遺伝的にBMIや血糖値が高い母親の子供は出生時体重が重く、これらの関連には因果関係がある可能性が、英国・エクセター大学医療センターのJessica Tyrrell氏らEarly Growth Genetics(EGG)Consortiumの検討で示唆された。研究の成果は、JAMA誌2016年3月15日号に掲載された。過体重で出生した新生児や肥満女性は出産時の合併症のリスクが高いとされる。観察研究では、母親の肥満関連の遺伝形質が出生時体重と関連することが報告されているが、その因果関係はよく知られていないという。
約3万組の母子をメンデル無作為化解析で評価
研究グループは、母親のBMIや肥満関連の遺伝形質と子供の出生時体重との因果関係のエビデンスを検証するための検討を行った。
欧州、北米、オーストラリアで実施された人口ベースまたは地域ベースの18試験に参加した欧州系の女性と、EGG Consortiumに参加した女性の合計3万487人のデータを、メンデル無作為化法を用いて解析した。1929~2013年に、単胎の正期産の生児として出生した子供を解析の対象とした。
BMI、空腹時血糖、2型糖尿病、収縮期血圧(SBP)などの遺伝スコアの評価を行った。
3万487人の新生児の各コホートの平均体重は3,325~3,679gであった。
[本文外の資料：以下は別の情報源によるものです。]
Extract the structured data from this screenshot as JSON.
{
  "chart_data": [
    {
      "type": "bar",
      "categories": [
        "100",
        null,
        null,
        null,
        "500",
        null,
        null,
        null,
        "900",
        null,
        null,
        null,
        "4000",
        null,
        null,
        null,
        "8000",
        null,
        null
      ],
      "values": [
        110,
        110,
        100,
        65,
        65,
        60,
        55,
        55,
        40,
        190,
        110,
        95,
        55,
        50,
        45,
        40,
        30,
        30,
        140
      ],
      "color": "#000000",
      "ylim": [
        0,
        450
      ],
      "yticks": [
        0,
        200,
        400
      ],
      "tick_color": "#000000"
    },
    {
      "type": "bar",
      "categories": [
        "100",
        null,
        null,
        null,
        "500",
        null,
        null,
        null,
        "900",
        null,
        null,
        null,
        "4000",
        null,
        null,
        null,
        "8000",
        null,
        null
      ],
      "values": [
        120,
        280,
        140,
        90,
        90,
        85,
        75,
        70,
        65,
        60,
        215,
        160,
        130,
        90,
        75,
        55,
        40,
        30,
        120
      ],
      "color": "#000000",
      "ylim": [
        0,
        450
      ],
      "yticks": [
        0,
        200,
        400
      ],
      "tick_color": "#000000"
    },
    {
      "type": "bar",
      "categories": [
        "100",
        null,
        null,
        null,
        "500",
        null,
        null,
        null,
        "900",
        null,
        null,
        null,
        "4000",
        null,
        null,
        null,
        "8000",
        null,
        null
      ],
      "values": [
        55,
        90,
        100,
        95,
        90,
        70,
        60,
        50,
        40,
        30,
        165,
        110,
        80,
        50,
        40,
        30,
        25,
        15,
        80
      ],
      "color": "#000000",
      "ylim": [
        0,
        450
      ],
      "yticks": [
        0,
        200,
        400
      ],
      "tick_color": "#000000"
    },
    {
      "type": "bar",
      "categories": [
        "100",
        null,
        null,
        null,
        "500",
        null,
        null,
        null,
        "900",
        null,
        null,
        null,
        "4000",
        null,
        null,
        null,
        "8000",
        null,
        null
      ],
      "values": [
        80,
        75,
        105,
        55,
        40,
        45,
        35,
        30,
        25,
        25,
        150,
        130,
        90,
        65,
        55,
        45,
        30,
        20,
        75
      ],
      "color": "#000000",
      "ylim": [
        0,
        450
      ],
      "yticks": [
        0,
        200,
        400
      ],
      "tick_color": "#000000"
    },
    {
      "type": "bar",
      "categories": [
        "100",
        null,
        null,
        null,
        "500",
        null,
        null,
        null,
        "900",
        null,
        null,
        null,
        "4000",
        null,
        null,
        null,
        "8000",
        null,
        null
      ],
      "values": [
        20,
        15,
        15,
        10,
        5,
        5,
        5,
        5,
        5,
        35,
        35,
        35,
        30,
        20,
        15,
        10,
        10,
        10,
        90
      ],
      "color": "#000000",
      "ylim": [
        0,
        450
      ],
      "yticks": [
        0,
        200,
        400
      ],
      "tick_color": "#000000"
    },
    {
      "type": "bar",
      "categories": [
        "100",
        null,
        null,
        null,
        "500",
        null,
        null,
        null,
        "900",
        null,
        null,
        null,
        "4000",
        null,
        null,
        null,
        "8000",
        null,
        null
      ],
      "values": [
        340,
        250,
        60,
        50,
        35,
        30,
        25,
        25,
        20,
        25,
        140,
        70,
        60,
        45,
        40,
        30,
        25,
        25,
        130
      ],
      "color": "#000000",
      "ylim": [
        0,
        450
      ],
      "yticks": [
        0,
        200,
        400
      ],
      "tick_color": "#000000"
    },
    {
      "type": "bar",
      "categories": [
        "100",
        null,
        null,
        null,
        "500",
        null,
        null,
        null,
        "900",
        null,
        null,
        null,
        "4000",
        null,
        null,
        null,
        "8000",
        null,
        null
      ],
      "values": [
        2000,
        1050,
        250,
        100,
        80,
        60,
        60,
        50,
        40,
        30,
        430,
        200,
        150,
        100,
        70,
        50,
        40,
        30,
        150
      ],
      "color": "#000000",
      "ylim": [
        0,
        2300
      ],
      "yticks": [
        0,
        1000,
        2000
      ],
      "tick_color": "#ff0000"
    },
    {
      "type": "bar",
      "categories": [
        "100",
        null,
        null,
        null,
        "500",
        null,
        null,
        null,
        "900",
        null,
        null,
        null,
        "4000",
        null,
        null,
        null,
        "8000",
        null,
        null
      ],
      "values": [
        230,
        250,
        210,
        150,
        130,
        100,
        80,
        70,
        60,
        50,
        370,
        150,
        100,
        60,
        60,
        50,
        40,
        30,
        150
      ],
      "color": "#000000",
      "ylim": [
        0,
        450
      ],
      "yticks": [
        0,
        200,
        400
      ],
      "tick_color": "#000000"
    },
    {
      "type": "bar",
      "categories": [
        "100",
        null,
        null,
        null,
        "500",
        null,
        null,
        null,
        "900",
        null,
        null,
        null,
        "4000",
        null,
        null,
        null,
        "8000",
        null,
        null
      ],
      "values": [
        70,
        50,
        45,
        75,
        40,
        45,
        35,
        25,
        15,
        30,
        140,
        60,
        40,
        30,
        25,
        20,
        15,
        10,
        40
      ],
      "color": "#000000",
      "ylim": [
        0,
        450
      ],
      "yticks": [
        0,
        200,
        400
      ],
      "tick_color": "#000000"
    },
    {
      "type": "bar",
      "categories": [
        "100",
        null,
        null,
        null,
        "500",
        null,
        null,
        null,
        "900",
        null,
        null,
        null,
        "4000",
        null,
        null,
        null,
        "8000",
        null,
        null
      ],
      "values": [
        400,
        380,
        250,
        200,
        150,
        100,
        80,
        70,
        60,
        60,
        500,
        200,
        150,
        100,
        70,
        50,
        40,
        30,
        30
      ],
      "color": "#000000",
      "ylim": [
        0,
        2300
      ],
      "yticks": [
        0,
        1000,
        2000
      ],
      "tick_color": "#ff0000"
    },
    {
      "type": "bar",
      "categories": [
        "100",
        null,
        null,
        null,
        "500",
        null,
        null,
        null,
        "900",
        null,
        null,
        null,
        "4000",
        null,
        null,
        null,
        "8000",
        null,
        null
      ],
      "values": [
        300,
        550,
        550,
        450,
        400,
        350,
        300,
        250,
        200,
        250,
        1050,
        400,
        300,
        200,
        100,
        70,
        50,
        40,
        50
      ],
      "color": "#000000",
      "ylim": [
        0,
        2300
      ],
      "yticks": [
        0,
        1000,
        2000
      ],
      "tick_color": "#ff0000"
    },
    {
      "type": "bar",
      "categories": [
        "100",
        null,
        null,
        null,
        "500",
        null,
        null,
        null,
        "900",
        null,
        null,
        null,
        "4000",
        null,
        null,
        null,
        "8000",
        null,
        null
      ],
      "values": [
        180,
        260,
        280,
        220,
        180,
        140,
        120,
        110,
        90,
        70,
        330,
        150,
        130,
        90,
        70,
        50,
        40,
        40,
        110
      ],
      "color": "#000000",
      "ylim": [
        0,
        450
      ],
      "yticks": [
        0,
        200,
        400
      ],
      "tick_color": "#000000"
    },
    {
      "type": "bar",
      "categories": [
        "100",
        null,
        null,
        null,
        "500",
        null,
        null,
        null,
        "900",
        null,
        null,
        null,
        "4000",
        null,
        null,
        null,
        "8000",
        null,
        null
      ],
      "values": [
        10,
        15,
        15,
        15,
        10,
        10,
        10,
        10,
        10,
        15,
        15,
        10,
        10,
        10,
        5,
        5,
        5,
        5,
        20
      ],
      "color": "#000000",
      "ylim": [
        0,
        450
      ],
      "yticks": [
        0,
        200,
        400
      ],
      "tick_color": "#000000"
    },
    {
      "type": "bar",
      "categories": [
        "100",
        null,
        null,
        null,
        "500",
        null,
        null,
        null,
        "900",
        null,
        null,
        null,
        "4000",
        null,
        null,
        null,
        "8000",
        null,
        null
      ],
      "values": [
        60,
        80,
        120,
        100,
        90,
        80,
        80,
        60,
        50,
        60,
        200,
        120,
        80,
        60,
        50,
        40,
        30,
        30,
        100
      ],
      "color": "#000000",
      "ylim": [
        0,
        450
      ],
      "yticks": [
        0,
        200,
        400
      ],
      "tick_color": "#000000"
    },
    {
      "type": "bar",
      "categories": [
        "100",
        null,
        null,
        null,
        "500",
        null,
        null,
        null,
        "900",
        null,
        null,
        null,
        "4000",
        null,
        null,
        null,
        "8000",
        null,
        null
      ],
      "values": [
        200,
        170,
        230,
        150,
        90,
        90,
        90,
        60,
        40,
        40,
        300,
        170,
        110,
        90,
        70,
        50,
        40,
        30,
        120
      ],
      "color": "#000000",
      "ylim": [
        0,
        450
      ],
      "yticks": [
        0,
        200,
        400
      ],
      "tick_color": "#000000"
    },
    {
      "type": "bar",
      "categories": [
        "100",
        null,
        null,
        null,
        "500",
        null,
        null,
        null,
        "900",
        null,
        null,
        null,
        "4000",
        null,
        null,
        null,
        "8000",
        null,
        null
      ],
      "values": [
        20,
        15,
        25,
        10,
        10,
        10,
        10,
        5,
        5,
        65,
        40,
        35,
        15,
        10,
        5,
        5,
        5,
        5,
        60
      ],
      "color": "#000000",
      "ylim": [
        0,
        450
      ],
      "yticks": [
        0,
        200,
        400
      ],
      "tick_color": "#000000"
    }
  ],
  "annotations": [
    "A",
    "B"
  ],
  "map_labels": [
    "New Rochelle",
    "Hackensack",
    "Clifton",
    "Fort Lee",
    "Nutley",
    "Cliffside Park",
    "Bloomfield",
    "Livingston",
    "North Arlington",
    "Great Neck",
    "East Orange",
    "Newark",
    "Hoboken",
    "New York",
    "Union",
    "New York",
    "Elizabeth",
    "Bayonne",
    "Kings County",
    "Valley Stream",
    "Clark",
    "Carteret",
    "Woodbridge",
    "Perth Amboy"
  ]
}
母親の妊娠前の平均BMIは22.78~24.83であり、出産時の平均年齢は24.5~31.5歳だった。
母親のSBPの遺伝スコアが高い場合は、出生時体重が軽い
母親のBMIの遺伝スコアは、母親のBMI亢進アレル(BMI-raising allele)による子供の出生時体重の2g(95%信頼区間[CI]:0~3)の増加と関連が認められた(p=0.008)。
また、母親の空腹時血糖の遺伝スコアも血糖亢進アレルによる出生時体重の8g(95%CI:6~10)の増加と関連した(p=7×10
-14)のに対し、母親のSBPの遺伝スコアはSBP亢進アレルによる出生時体重の4g(同:-6~-2)の減少と関連がみられた(p=1×10
-5)。
一方、母親のBMIの遺伝スコアが1 SD(=4ポイント)上昇すると、子供の出生時体重が55g(95%CI:17~93)増加した。また、母親の空腹時血糖が1 SD(=7.2mg/dL)上昇した場合、出生時体重は114g(同:80~147)増加した。これに対し、SBPの1 SD(=10mmHg)の上昇により、出生時体重は208g(同:-394~-21)減少した。
BMIと空腹時血糖は、その遺伝的関連が観察的関連と一致していたが、SBPの遺伝的関連は観察的関連とは逆であった。
著者は、「他の試験で再現されれば、これらの知見は妊婦のカウンセリングや妊娠管理において、体重関連の有害な出生アウトカムの回避に有用となる可能性がある」と指摘している。